I see.. But those are still fixed expenses whether you use it or not. Amortization is an accounting trick to represent value and to make things seem not as expensive as they are on the books as well as a way of basically lending yourself money. Yes, the equipment has a fixed lifespan but we are going to still purchase it and it will still be there if it is used or not, and if that helicopter is NEVER used it STILL cost us $17Million. Those numbers are really only import in an overall budget situation, and in a government scenario only really important to overall taxpayer decisions about whether to spend or not. IF we were talking about whether or not it is prudent to spend tax dollars on a SAR helicopter then yes, it might be valulable to say that they cost about $10,000/HR. But, as a tax payer I can tell you I see the value beyond the numbers and thefore have no interest in try to make a case that we should not buy that helicopter even if it is not used.
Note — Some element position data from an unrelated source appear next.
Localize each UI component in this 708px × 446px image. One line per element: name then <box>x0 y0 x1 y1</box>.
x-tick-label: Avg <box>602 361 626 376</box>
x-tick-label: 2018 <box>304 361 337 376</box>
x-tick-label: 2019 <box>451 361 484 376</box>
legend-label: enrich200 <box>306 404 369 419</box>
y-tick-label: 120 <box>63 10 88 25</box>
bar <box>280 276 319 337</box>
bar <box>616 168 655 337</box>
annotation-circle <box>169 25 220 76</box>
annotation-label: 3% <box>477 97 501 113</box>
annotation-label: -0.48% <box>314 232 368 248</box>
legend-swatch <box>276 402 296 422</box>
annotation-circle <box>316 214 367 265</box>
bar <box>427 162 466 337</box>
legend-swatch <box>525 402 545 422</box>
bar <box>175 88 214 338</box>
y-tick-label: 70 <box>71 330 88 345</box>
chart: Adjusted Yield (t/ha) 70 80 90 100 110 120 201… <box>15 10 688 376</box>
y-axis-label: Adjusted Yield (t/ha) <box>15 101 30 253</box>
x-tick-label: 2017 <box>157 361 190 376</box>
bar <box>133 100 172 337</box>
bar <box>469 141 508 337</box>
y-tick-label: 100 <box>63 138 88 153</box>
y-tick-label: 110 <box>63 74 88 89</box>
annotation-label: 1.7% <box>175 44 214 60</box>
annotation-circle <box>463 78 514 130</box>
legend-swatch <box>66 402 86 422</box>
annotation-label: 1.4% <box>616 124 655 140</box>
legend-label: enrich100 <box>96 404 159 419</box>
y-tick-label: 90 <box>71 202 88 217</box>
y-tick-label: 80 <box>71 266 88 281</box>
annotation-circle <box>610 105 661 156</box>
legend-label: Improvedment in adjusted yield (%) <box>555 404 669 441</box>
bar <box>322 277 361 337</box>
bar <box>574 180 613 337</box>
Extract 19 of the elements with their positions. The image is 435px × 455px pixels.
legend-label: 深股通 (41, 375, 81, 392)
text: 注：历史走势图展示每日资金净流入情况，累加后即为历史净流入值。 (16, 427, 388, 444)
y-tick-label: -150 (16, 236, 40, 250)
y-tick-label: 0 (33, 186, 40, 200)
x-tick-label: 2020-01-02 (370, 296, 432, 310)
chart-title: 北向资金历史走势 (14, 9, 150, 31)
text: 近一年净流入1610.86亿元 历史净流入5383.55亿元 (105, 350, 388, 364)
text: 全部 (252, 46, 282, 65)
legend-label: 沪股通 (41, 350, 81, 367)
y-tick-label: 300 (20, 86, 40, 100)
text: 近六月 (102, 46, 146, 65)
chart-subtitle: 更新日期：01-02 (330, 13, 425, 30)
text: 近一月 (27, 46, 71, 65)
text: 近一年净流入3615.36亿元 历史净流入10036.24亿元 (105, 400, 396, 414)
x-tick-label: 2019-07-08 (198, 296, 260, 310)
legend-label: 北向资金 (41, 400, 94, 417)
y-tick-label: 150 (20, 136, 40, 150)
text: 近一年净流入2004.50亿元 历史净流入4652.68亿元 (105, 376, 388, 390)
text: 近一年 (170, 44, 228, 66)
What I am interested in understanding is what ADDITIONAL cost was incurred because of that SAR operation? What does maintenance cost? What is the maintenance interval? What does fuel cost? How much fuel is consumed? What other CONSUMABLE resources were used in that operation?

ie.. (completely making stuff up) If a typical full maintenance cycle is say $20,000 and that is good for say 100 hours of operation then you can say that it is $200/hr worth of maintenance and if it consumes 10 gallons of fuel an hour at say $10/gallon then it is an extra $100 in fuel so you get a grand total of $300/hr for just operation costs. So an hour of searching then costs $300 additional taxpayer dollars.